Sharon Lewin is the inaugural director of the Peter Doherty Institute for Infection and Immunity, a joint venture between the University of Melbourne and Royal Melbourne Hospital; Professor of Medicine, The University of Melbourne; consultant infectious diseases physician, Alfred Hospital, Melbourne, Australia; and an Australian National Health and Medical Research Council (NHMRC) Practitioner Fellow. She is an infectious diseases physician and basic scientist.

Sharon completed her medical training (MB., BS (Hons) 1986) and her PhD (1996) in Microbiology at Monash University, Melbourne Australia. She was trained in clinical infectious diseases in Melbourne (FRACP 1996) and did her post-doctoral fellowship with Professor David Ho at the Aaron Diamond Research Centre at the Rockefeller University, New York (1997-1999). David Ho was named Time Man of the Year in 1996 for his major contribution to discovering successful antiviral therapy for HIV. She was Director, Department of Infectious Diseases, Alfred Hospital and Monash University (2003-2014) and co-head of the Centre for Biomedical Research at the Burnet Institute (2011-2014), Melbourne, Australia.

She leads a large multi-disciplinary research team that focuses on understanding why HIV persists on treatment and developing clinical trials aimed at ultimately finding a cure for HIV infection. Her other research and clinical interests include understanding how the immune system recovers following treatment of HIV and the interaction between HIV and other important co-infections including hepatitis B virus. She is widely recognized for her innovative work in understanding how HIV hides on treatment using novel laboratory models and leading several early phase clinical trials of cancer drugs that alter HIV genes. Her clinical trial program is part of a close collaboration with the Department of Infectious Diseases, Alfred Hospital and Monash University.

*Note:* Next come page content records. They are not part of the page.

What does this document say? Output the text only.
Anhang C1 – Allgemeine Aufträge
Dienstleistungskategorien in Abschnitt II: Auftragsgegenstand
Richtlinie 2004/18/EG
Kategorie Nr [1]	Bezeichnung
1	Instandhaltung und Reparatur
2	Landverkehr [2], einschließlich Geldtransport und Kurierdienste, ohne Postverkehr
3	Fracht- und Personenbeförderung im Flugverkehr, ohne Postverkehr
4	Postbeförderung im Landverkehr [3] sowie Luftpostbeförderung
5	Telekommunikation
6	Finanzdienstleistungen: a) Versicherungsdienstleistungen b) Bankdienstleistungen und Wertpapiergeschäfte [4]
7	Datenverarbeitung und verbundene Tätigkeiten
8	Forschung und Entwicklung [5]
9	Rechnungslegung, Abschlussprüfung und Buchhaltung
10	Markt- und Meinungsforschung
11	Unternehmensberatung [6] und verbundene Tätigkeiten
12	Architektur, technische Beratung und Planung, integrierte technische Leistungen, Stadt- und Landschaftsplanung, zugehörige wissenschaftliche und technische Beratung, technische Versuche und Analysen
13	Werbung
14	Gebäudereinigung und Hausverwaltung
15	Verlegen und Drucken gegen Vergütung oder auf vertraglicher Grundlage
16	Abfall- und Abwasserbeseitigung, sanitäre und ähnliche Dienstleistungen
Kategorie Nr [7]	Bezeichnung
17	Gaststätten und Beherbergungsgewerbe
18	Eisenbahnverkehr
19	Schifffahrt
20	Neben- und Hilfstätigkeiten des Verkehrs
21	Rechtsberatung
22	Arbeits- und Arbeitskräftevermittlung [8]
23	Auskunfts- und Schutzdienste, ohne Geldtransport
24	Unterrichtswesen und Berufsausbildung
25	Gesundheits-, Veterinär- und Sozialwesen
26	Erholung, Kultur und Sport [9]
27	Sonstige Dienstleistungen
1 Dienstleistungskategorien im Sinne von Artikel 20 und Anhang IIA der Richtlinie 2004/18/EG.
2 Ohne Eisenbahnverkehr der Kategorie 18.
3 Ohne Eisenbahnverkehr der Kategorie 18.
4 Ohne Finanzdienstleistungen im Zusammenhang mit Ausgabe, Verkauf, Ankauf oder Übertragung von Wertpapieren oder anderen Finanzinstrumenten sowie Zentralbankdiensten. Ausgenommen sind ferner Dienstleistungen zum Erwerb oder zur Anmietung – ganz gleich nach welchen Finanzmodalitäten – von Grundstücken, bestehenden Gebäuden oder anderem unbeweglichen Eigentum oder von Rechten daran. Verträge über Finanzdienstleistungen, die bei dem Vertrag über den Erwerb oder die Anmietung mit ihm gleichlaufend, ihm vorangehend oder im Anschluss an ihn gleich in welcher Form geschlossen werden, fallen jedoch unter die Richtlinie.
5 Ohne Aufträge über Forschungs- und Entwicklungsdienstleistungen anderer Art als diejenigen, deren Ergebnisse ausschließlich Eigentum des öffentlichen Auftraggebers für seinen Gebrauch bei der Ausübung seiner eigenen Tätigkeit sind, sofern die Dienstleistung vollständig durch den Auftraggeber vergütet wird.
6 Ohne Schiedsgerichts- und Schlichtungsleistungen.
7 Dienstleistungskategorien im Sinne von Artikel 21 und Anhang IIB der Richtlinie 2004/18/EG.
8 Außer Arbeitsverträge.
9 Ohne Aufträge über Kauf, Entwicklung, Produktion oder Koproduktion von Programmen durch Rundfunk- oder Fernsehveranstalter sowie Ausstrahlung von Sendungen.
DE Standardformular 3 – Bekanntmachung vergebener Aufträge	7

She has published over 200 publications and her laboratory receives funding from the NHMRC, the National Institutes for Health (NIH), the Wellcome Trust and the American Foundation for AIDS Research. She has extensive collaborations in Asia including Thailand, Malaysia, China and India as well as collaborations with investigators throughout the US and Europe. She is a co-principal investigator for the Delaney AIDS Research Enterprise to find a Cure – a $25million NIH funded program grant of over 30 investigators working on immunological interventions to develop a cure for HIV.

She was the local co-chair of the XXth International AIDS Conference (AIDS2014) which was held in Melbourne July 2015, which attracted over 14,000 participants and was the largest health conference ever held in Australia. In 2015, she became a member of the council of the NHMRC and chairs the newly established NHMRC Health Translation Advisory Committee.

In 2014 she was named Melburnian of the Year. This is an award made each year by the City of Melbourne to an inspirational role model who has made an outstanding contribution to the city in their chosen field. This was the first time the award was made to a physician or scientist.

Sharon is married to Bob Milstein, a health lawyer. They have two adult sons, Alex and Max who are mad Essendon supporters. She is a passionate Melburnian!